I just returned from a great 8-day trip to London and Norway. As you can probably surmise, I love to explore new places, meet new people, and, of course, try new food. And, while this summer has been a series of fun adventures and yummy eats, it has also occasionally led to a growling stomach.
Most of the time I find it easy to eat the way I want. Many American cities now have entire restaurants devoted to vegan or vegetarian cuisine, and I admit I’m quite spoiled.

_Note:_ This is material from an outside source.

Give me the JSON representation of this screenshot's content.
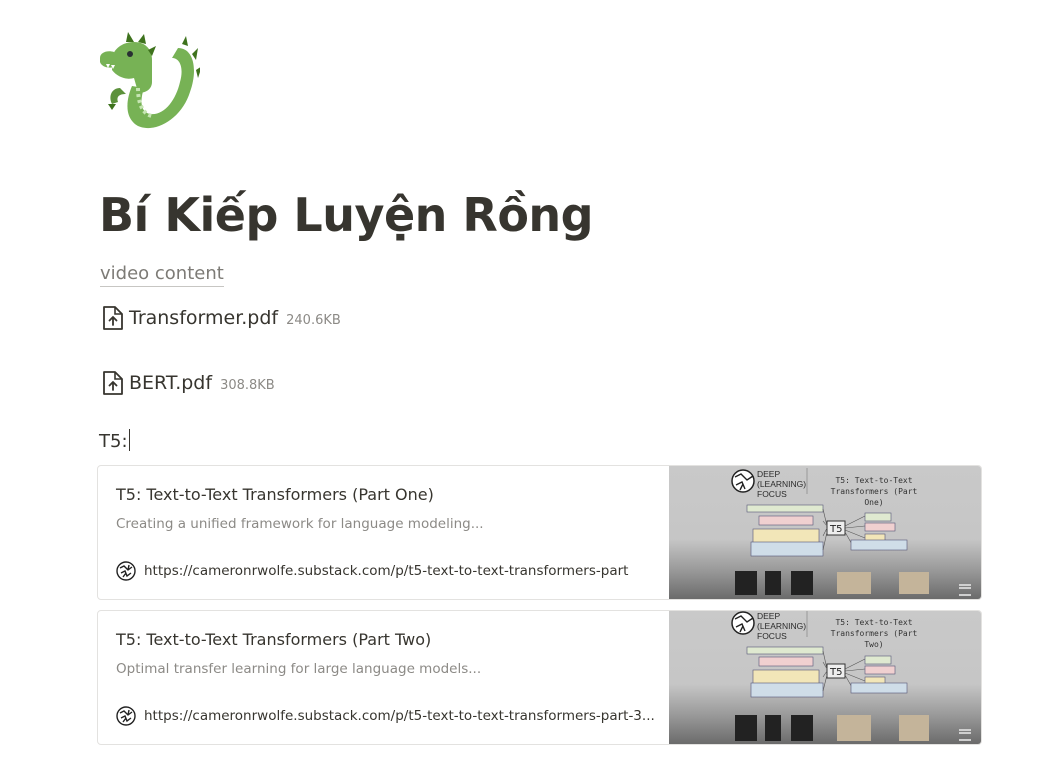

Things can become a bit more gastronomically tricky when traveling abroad, however.
Although London is no longer synonymous with breakfasts of meat, eggs, and beans and boasts one of the largest number of ethnic restaurants in the world, we still had to actively seek out veggie cuisine. And we did. Dad and I enjoyed savory crepes, Italian gnocchi, Indian curries, vegan sandwiches and chia coconut milk pudding with fresh raspberries at a French cafe across the street from St. Paul’s Cathedral. Love.
After two short days in London, Dad and I met Ryan in Bergen, Norway. We then traveled the following evening to Sandefjord, near Oslo, where Ryan was presenting some of his recent research at a whaling conference.
From walking through the fish market in Bergen –where Ryan tasted his first (and he says last) sample of whale meat — to staying at a hotel in Sandefjord down the street from the whaling museum (and in which breakfast was served out of a pretend whaling boat), we got a sense of how important seafood is in Norway.
Norway is a beautiful, friendly, meat-lovin’ kind of place, not exactly the perfect culinary match for a vegan traveler. For good or bad, I have what I call high hunger tolerance, which means I’d usually rather not eat unless I can find something appealing to me. (In contrast, Ryan will eat almost anything when hungry, as evidenced by him dipping stale “fruit nougat” candies into a dwindling jar of peanut butter as we drove through the fjords.) Still, even I eventually got hungry and had to compromise. Because of the exorbitant cost of food in Norway ($9 for a latte, I kid you not), I gave in to the temptation of free afternoon waffles in our hotel lobby even though I’m quite sure they were not vegan. For me, breakfast in our “whaling ship” consisted of dense, seeded breads toasted with jam, and we snacked on $4 raisin rolls. As I told my dad on several occasions — “See, man can live on bread alone, we’re proof!” Fortunately we discovered a Thai restaurant near the hotel so Dad and I ate there two nights in a row whilst Ryan was served up platters of Rudolph and Moby Dick, etc.
My best advice for my fellow food-conscious travelers is to toss in a few emergency nut and fruit bars (Kind brand is good) to keep in your backpack for those moments when you’re tempted to throw caution (and your bowels) to the wind and buy that hunk of street-fried whatever. Bring a water bottle and stay hydrated — this will help control your appetite and gives you energy and a clear mind for navigating that foreign subway map. And above all, be flexible. Enjoy your experience — don’t freak out about trying something new or having a few bites of mozzarella with your pasta. Life is meant to be savored! That said, I’m still going to give you a yummy vegan recipe based on my favorite London dessert:
- 2 1/2 cups coconut milk
- 3 tablespoons agave nectar (or you can use maple syrup, stevia, etc.)
- 1/2 cup chia seeds (3 ounces)
- 1/2 teaspoon finely grated lemon zest (optional)
- 1 cup fresh raspberries (or strawberries, blueberries, blackberries – you get the idea)
1. Combine the coconut milk (or almond, if you prefer) and agave syrup in a quart jar, then shake well. Add chia seeds and zest and chill for at least 4 hours, or overnight. The chia seeds will take on a texture similar to tapioca when soaked in the milk. They’re also supposed to be very good for us, so this is a win-win in my book.
2. Smoosh the raspberries in a bowl and add some raw sugar or stevia, to taste. (I’d probably leave the blueberries whole!) Put berry mixture on top of the pudding when served. You can also add crushed nuts such as almonds or pistachios, or grated coconut. These might be too adorable served in small mason jars or ramekins, but you could try it.